Luther watched her while he made coffee, his expression bleak. He was still recovering from the trauma of what had happened in the garage, she thought. He needed time.
“This isn’t the kind of place you’re used to, is it?” he said.
Startled, she paused in the act of carrying the plates to the small kitchen table. “What?”
“This apartment.” He angled his head to indicate the cramped kitchen-living area and the small bedroom beyond. “It’s not exactly your style. I could tell that first day when we checked into the hotel suite on Maui. You didn’t even blink.”
She set the plates down very carefully, unsure of where the conversation was going.
“Should I have blinked?” she asked, wary.
“No, because you’re accustomed to that kind of first-class travel.”

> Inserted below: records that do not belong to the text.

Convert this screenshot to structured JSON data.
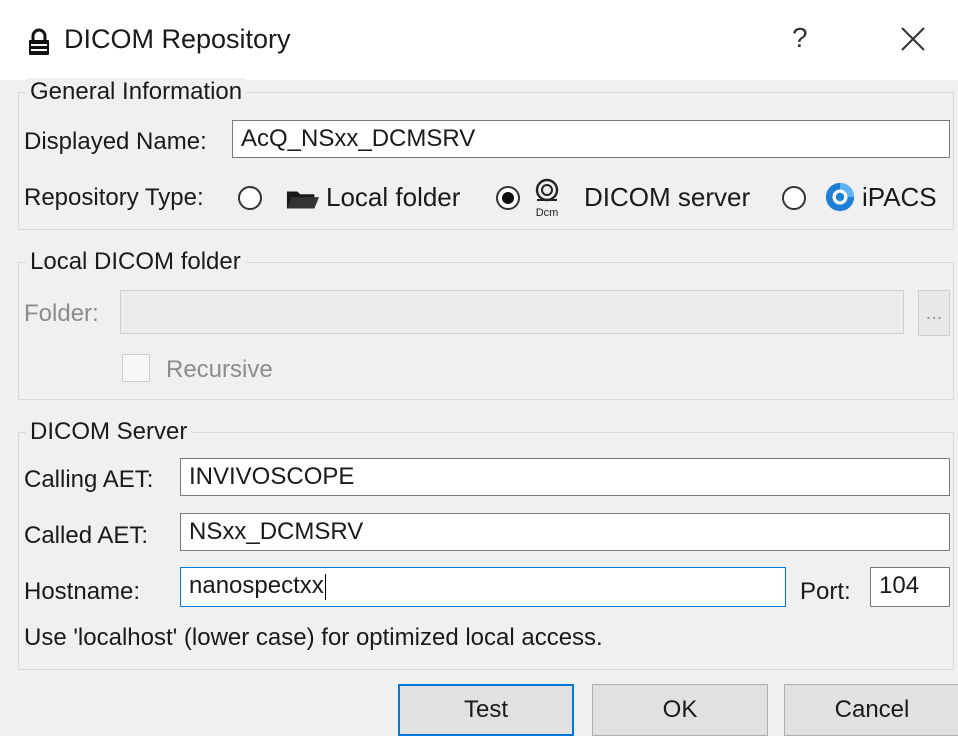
{
  "window": {
    "title": "DICOM Repository",
    "help_label": "?"
  },
  "general": {
    "group_title": "General Information",
    "displayed_name_label": "Displayed Name:",
    "displayed_name_value": "AcQ_NSxx_DCMSRV",
    "repo_type_label": "Repository Type:",
    "repo_options": [
      {
        "label": "Local folder",
        "icon": "folder-icon",
        "checked": false
      },
      {
        "label": "DICOM server",
        "icon": "dicom-server-icon",
        "checked": true
      },
      {
        "label": "iPACS",
        "icon": "ipacs-icon",
        "checked": false
      }
    ],
    "dcm_icon_text": "Dcm"
  },
  "local_folder": {
    "group_title": "Local DICOM folder",
    "folder_label": "Folder:",
    "folder_value": "",
    "browse_label": "...",
    "recursive_label": "Recursive",
    "recursive_checked": false
  },
  "server": {
    "group_title": "DICOM Server",
    "calling_aet_label": "Calling AET:",
    "calling_aet_value": "INVIVOSCOPE",
    "called_aet_label": "Called AET:",
    "called_aet_value": "NSxx_DCMSRV",
    "hostname_label": "Hostname:",
    "hostname_value": "nanospectxx",
    "port_label": "Port:",
    "port_value": "104",
    "hint": "Use 'localhost' (lower case) for optimized local access."
  },
  "buttons": {
    "test": "Test",
    "ok": "OK",
    "cancel": "Cancel"
  },
  "colors": {
    "accent": "#0078d7",
    "ipacs_blue": "#1e7fd6"
  }
}
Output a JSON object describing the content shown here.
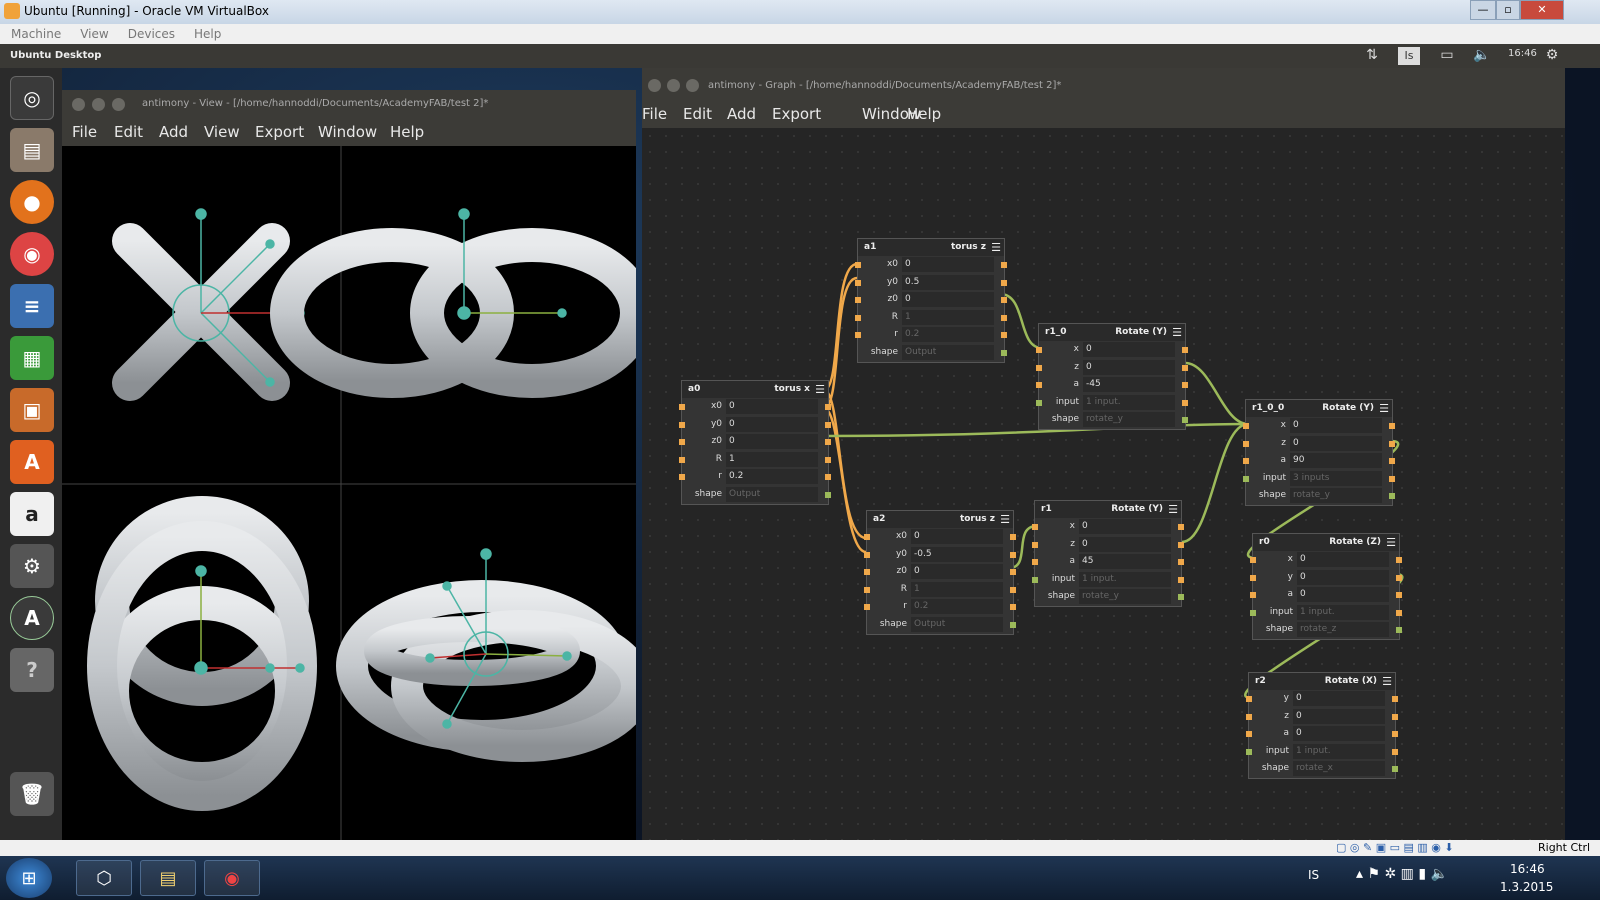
{
  "vbox": {
    "title": "Ubuntu [Running] - Oracle VM VirtualBox",
    "menu": [
      "Machine",
      "View",
      "Devices",
      "Help"
    ],
    "status_right": "Right Ctrl"
  },
  "ubuntu": {
    "desktop_label": "Ubuntu Desktop",
    "lang": "Is",
    "clock": "16:46"
  },
  "view_window": {
    "title": "antimony - View - [/home/hannoddi/Documents/AcademyFAB/test 2]*",
    "menu": [
      "File",
      "Edit",
      "Add",
      "View",
      "Export",
      "Window",
      "Help"
    ]
  },
  "graph_window": {
    "title": "antimony - Graph - [/home/hannoddi/Documents/AcademyFAB/test 2]*",
    "menu": [
      "File",
      "Edit",
      "Add",
      "Export",
      "Window",
      "Help"
    ]
  },
  "nodes": {
    "a1": {
      "name": "a1",
      "type": "torus z",
      "rows": [
        {
          "l": "x0",
          "v": "0"
        },
        {
          "l": "y0",
          "v": "0.5"
        },
        {
          "l": "z0",
          "v": "0"
        },
        {
          "l": "R",
          "v": "1",
          "dim": true
        },
        {
          "l": "r",
          "v": "0.2",
          "dim": true
        },
        {
          "l": "shape",
          "v": "Output",
          "dim": true
        }
      ]
    },
    "a0": {
      "name": "a0",
      "type": "torus x",
      "rows": [
        {
          "l": "x0",
          "v": "0"
        },
        {
          "l": "y0",
          "v": "0"
        },
        {
          "l": "z0",
          "v": "0"
        },
        {
          "l": "R",
          "v": "1"
        },
        {
          "l": "r",
          "v": "0.2"
        },
        {
          "l": "shape",
          "v": "Output",
          "dim": true
        }
      ]
    },
    "a2": {
      "name": "a2",
      "type": "torus z",
      "rows": [
        {
          "l": "x0",
          "v": "0"
        },
        {
          "l": "y0",
          "v": "-0.5"
        },
        {
          "l": "z0",
          "v": "0"
        },
        {
          "l": "R",
          "v": "1",
          "dim": true
        },
        {
          "l": "r",
          "v": "0.2",
          "dim": true
        },
        {
          "l": "shape",
          "v": "Output",
          "dim": true
        }
      ]
    },
    "r1_0": {
      "name": "r1_0",
      "type": "Rotate (Y)",
      "rows": [
        {
          "l": "x",
          "v": "0"
        },
        {
          "l": "z",
          "v": "0"
        },
        {
          "l": "a",
          "v": "-45"
        },
        {
          "l": "input",
          "v": "1 input.",
          "dim": true
        },
        {
          "l": "shape",
          "v": "rotate_y",
          "dim": true
        }
      ]
    },
    "r1": {
      "name": "r1",
      "type": "Rotate (Y)",
      "rows": [
        {
          "l": "x",
          "v": "0"
        },
        {
          "l": "z",
          "v": "0"
        },
        {
          "l": "a",
          "v": "45"
        },
        {
          "l": "input",
          "v": "1 input.",
          "dim": true
        },
        {
          "l": "shape",
          "v": "rotate_y",
          "dim": true
        }
      ]
    },
    "r1_0_0": {
      "name": "r1_0_0",
      "type": "Rotate (Y)",
      "rows": [
        {
          "l": "x",
          "v": "0"
        },
        {
          "l": "z",
          "v": "0"
        },
        {
          "l": "a",
          "v": "90"
        },
        {
          "l": "input",
          "v": "3 inputs",
          "dim": true
        },
        {
          "l": "shape",
          "v": "rotate_y",
          "dim": true
        }
      ]
    },
    "r0": {
      "name": "r0",
      "type": "Rotate (Z)",
      "rows": [
        {
          "l": "x",
          "v": "0"
        },
        {
          "l": "y",
          "v": "0"
        },
        {
          "l": "a",
          "v": "0"
        },
        {
          "l": "input",
          "v": "1 input.",
          "dim": true
        },
        {
          "l": "shape",
          "v": "rotate_z",
          "dim": true
        }
      ]
    },
    "r2": {
      "name": "r2",
      "type": "Rotate (X)",
      "rows": [
        {
          "l": "y",
          "v": "0"
        },
        {
          "l": "z",
          "v": "0"
        },
        {
          "l": "a",
          "v": "0"
        },
        {
          "l": "input",
          "v": "1 input.",
          "dim": true
        },
        {
          "l": "shape",
          "v": "rotate_x",
          "dim": true
        }
      ]
    }
  },
  "taskbar": {
    "lang": "IS",
    "time": "16:46",
    "date": "1.3.2015"
  }
}
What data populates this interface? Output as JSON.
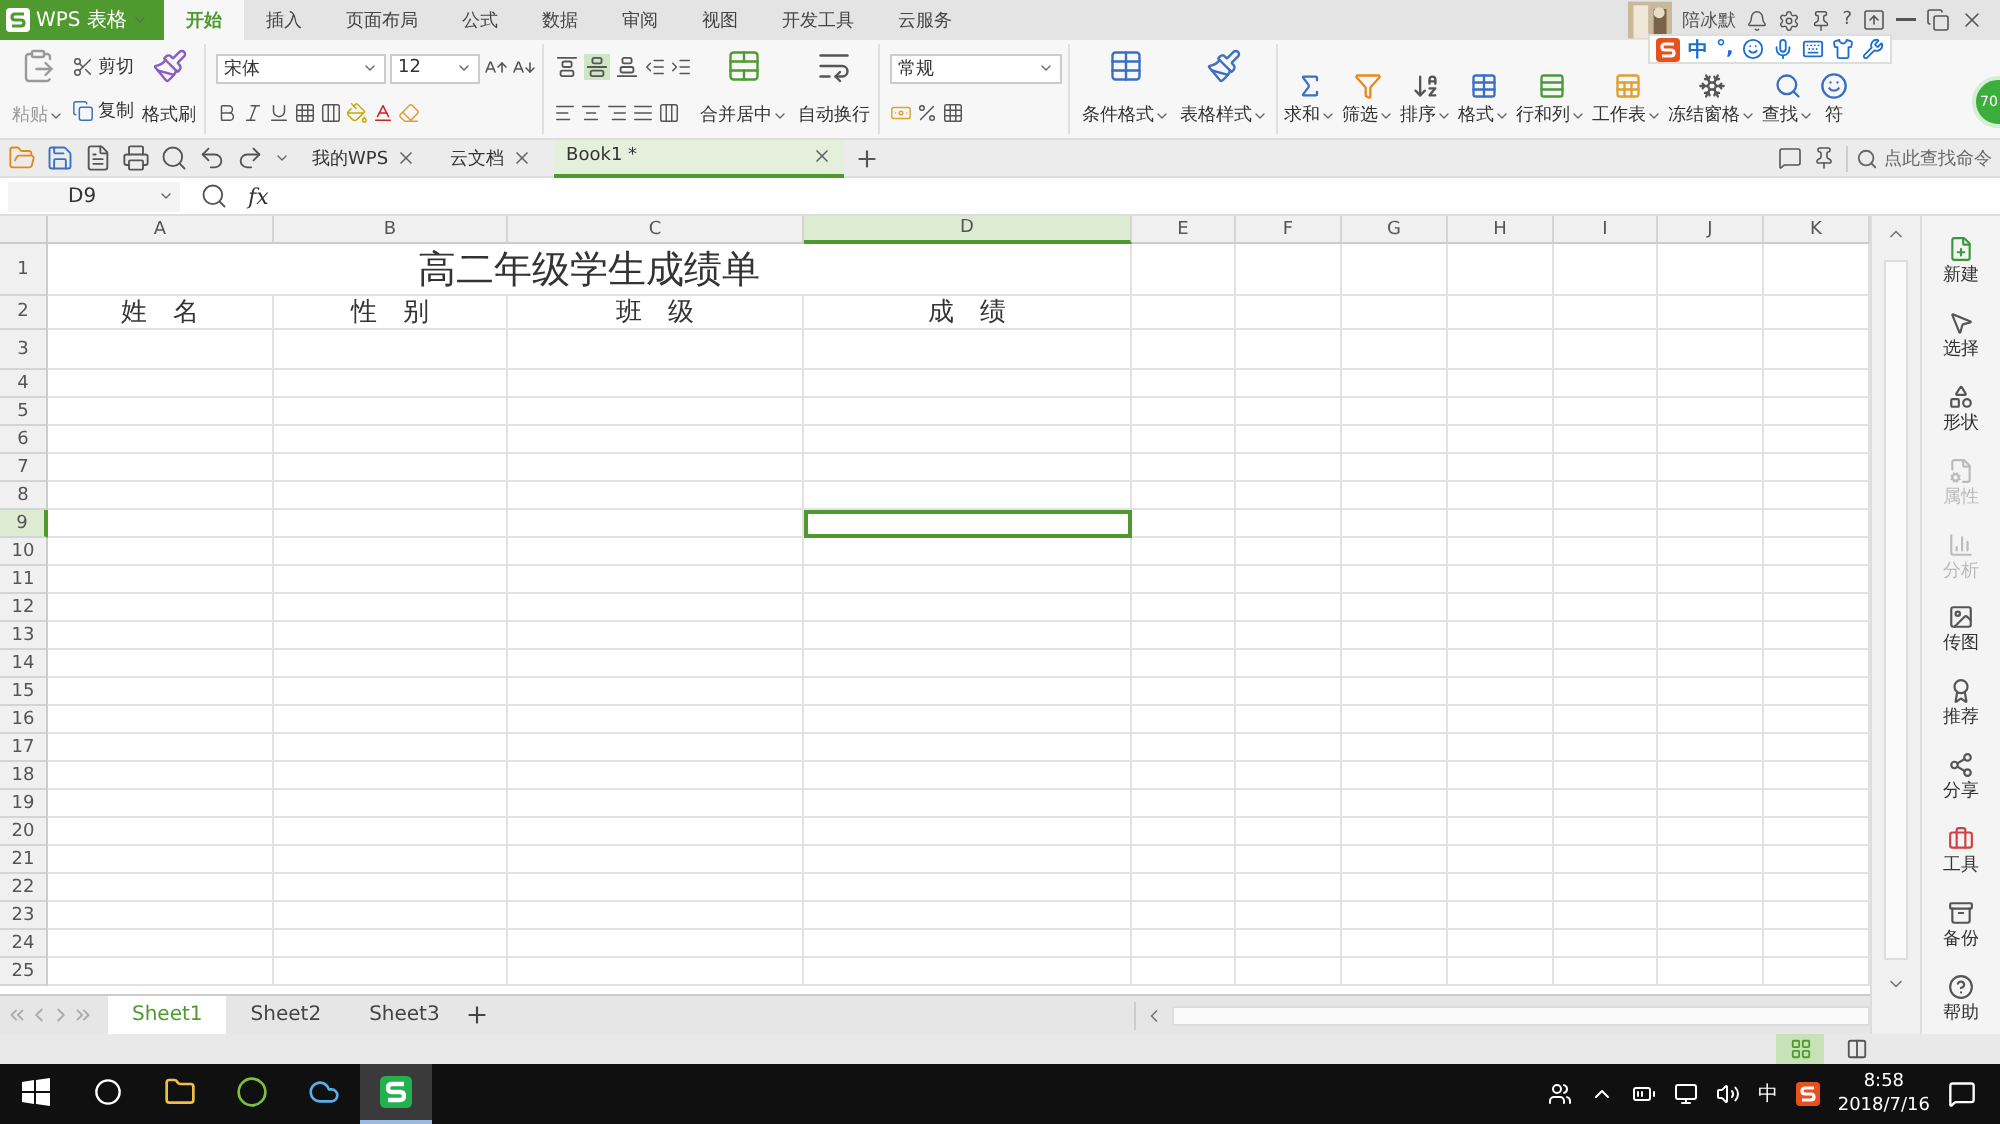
{
  "title_bar": {
    "app_name": "WPS 表格",
    "user_name": "陪冰默",
    "help": "?"
  },
  "ribbon_tabs": [
    {
      "label": "开始",
      "selected": true
    },
    {
      "label": "插入",
      "selected": false
    },
    {
      "label": "页面布局",
      "selected": false
    },
    {
      "label": "公式",
      "selected": false
    },
    {
      "label": "数据",
      "selected": false
    },
    {
      "label": "审阅",
      "selected": false
    },
    {
      "label": "视图",
      "selected": false
    },
    {
      "label": "开发工具",
      "selected": false
    },
    {
      "label": "云服务",
      "selected": false
    }
  ],
  "ime_bar": {
    "mode": "中",
    "punctuation": "°,"
  },
  "float_badge": "70",
  "ribbon": {
    "clipboard": {
      "paste": "粘贴",
      "cut": "剪切",
      "copy": "复制",
      "format_painter": "格式刷"
    },
    "font": {
      "name": "宋体",
      "size": "12"
    },
    "vertical_align": [
      {
        "selected": false
      },
      {
        "selected": true
      },
      {
        "selected": false
      }
    ],
    "alignment": {
      "merge": "合并居中",
      "wrap": "自动换行"
    },
    "number": {
      "format": "常规"
    },
    "styles": [
      "条件格式",
      "表格样式"
    ],
    "tools": [
      "求和",
      "筛选",
      "排序",
      "格式",
      "行和列",
      "工作表",
      "冻结窗格",
      "查找",
      "符"
    ]
  },
  "doc_tabs": [
    {
      "label": "我的WPS",
      "selected": false
    },
    {
      "label": "云文档",
      "selected": false
    },
    {
      "label": "Book1 *",
      "selected": true
    }
  ],
  "command_search": {
    "placeholder": "点此查找命令"
  },
  "formula_bar": {
    "name_box": "D9",
    "fx": "fx"
  },
  "sheet": {
    "columns": [
      {
        "label": "A",
        "selected": false
      },
      {
        "label": "B",
        "selected": false
      },
      {
        "label": "C",
        "selected": false
      },
      {
        "label": "D",
        "selected": true
      },
      {
        "label": "E",
        "selected": false
      },
      {
        "label": "F",
        "selected": false
      },
      {
        "label": "G",
        "selected": false
      },
      {
        "label": "H",
        "selected": false
      },
      {
        "label": "I",
        "selected": false
      },
      {
        "label": "J",
        "selected": false
      },
      {
        "label": "K",
        "selected": false
      }
    ],
    "title": "高二年级学生成绩单",
    "header_cells": [
      "姓　名",
      "性　别",
      "班　级",
      "成　绩"
    ],
    "rows": [
      {
        "label": "1",
        "selected": false
      },
      {
        "label": "2",
        "selected": false
      },
      {
        "label": "3",
        "selected": false
      },
      {
        "label": "4",
        "selected": false
      },
      {
        "label": "5",
        "selected": false
      },
      {
        "label": "6",
        "selected": false
      },
      {
        "label": "7",
        "selected": false
      },
      {
        "label": "8",
        "selected": false
      },
      {
        "label": "9",
        "selected": true
      },
      {
        "label": "10",
        "selected": false
      },
      {
        "label": "11",
        "selected": false
      },
      {
        "label": "12",
        "selected": false
      },
      {
        "label": "13",
        "selected": false
      },
      {
        "label": "14",
        "selected": false
      },
      {
        "label": "15",
        "selected": false
      },
      {
        "label": "16",
        "selected": false
      },
      {
        "label": "17",
        "selected": false
      },
      {
        "label": "18",
        "selected": false
      },
      {
        "label": "19",
        "selected": false
      },
      {
        "label": "20",
        "selected": false
      },
      {
        "label": "21",
        "selected": false
      },
      {
        "label": "22",
        "selected": false
      },
      {
        "label": "23",
        "selected": false
      },
      {
        "label": "24",
        "selected": false
      },
      {
        "label": "25",
        "selected": false
      }
    ]
  },
  "sidebar": [
    {
      "label": "新建",
      "disabled": false
    },
    {
      "label": "选择",
      "disabled": false
    },
    {
      "label": "形状",
      "disabled": false
    },
    {
      "label": "属性",
      "disabled": true
    },
    {
      "label": "分析",
      "disabled": true
    },
    {
      "label": "传图",
      "disabled": false
    },
    {
      "label": "推荐",
      "disabled": false
    },
    {
      "label": "分享",
      "disabled": false
    },
    {
      "label": "工具",
      "disabled": false
    },
    {
      "label": "备份",
      "disabled": false
    },
    {
      "label": "帮助",
      "disabled": false
    }
  ],
  "sheet_tabs": [
    {
      "label": "Sheet1",
      "selected": true
    },
    {
      "label": "Sheet2",
      "selected": false
    },
    {
      "label": "Sheet3",
      "selected": false
    }
  ],
  "view_modes": [
    {
      "selected": true
    },
    {
      "selected": false
    }
  ],
  "taskbar": {
    "apps": [
      {
        "selected": false
      },
      {
        "selected": false
      },
      {
        "selected": false
      },
      {
        "selected": true
      }
    ],
    "ime": "中",
    "time": "8:58",
    "date": "2018/7/16"
  }
}
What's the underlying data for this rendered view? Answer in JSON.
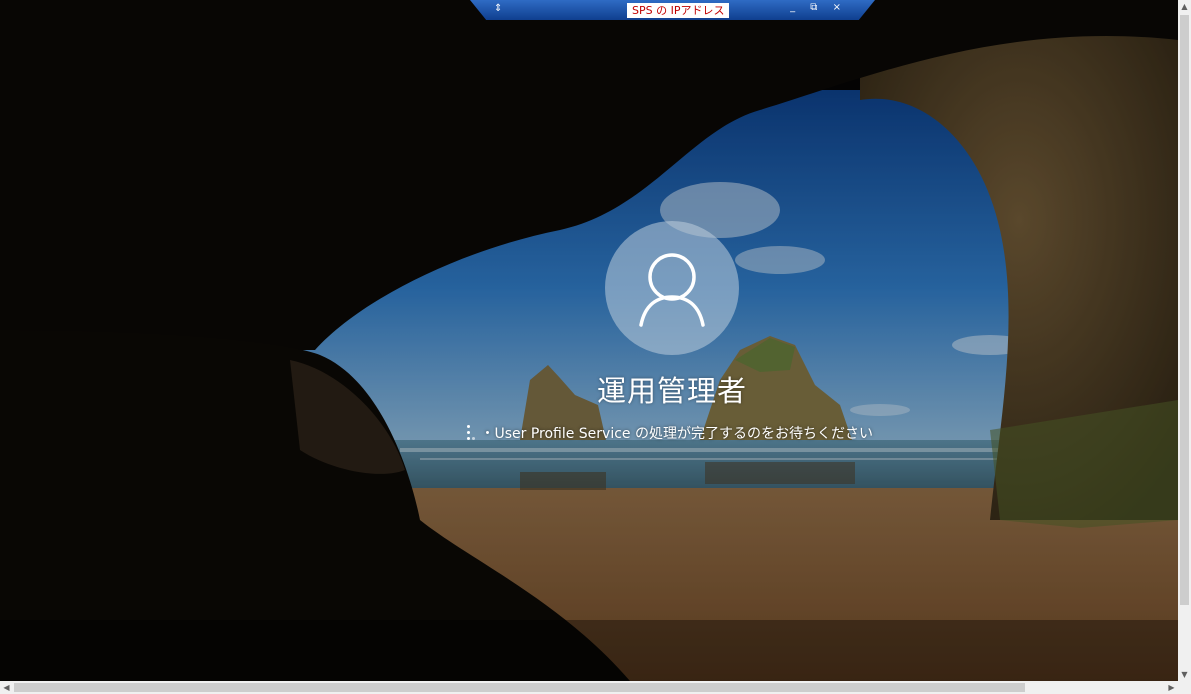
{
  "rdp_bar": {
    "title": "SPS の IPアドレス",
    "pin_icon": "pin-icon",
    "minimize_glyph": "_",
    "restore_glyph": "⧉",
    "close_glyph": "×"
  },
  "login": {
    "avatar_icon": "user-icon",
    "username": "運用管理者",
    "status_text": "・User Profile Service の処理が完了するのをお待ちください"
  },
  "scrollbars": {
    "v_up": "▲",
    "v_down": "▼",
    "h_left": "◀",
    "h_right": "▶"
  },
  "colors": {
    "rdp_bar": "#1f56a8",
    "rdp_title_text": "#c00000",
    "sky": "#1d5fa0",
    "sand": "#9a6a3a",
    "cave": "#0a0806"
  }
}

“Ah,” she said. She smiled.
“What the hell is that supposed to mean?”
“It means I now know where you’re going with this conversation. Yes, I did spend more than a decade traveling first-class. Martin Crocker knew how to make money and he paid me well. But before I met Martin I was living in an apartment that was about this size and buying my clothes in thrift shops. My cottage in Eclipse Bay is not much bigger than this place.”
He gave her a head-to-toe glance, silently underlining the fact that her shirt and trousers had not come from a thrift shop.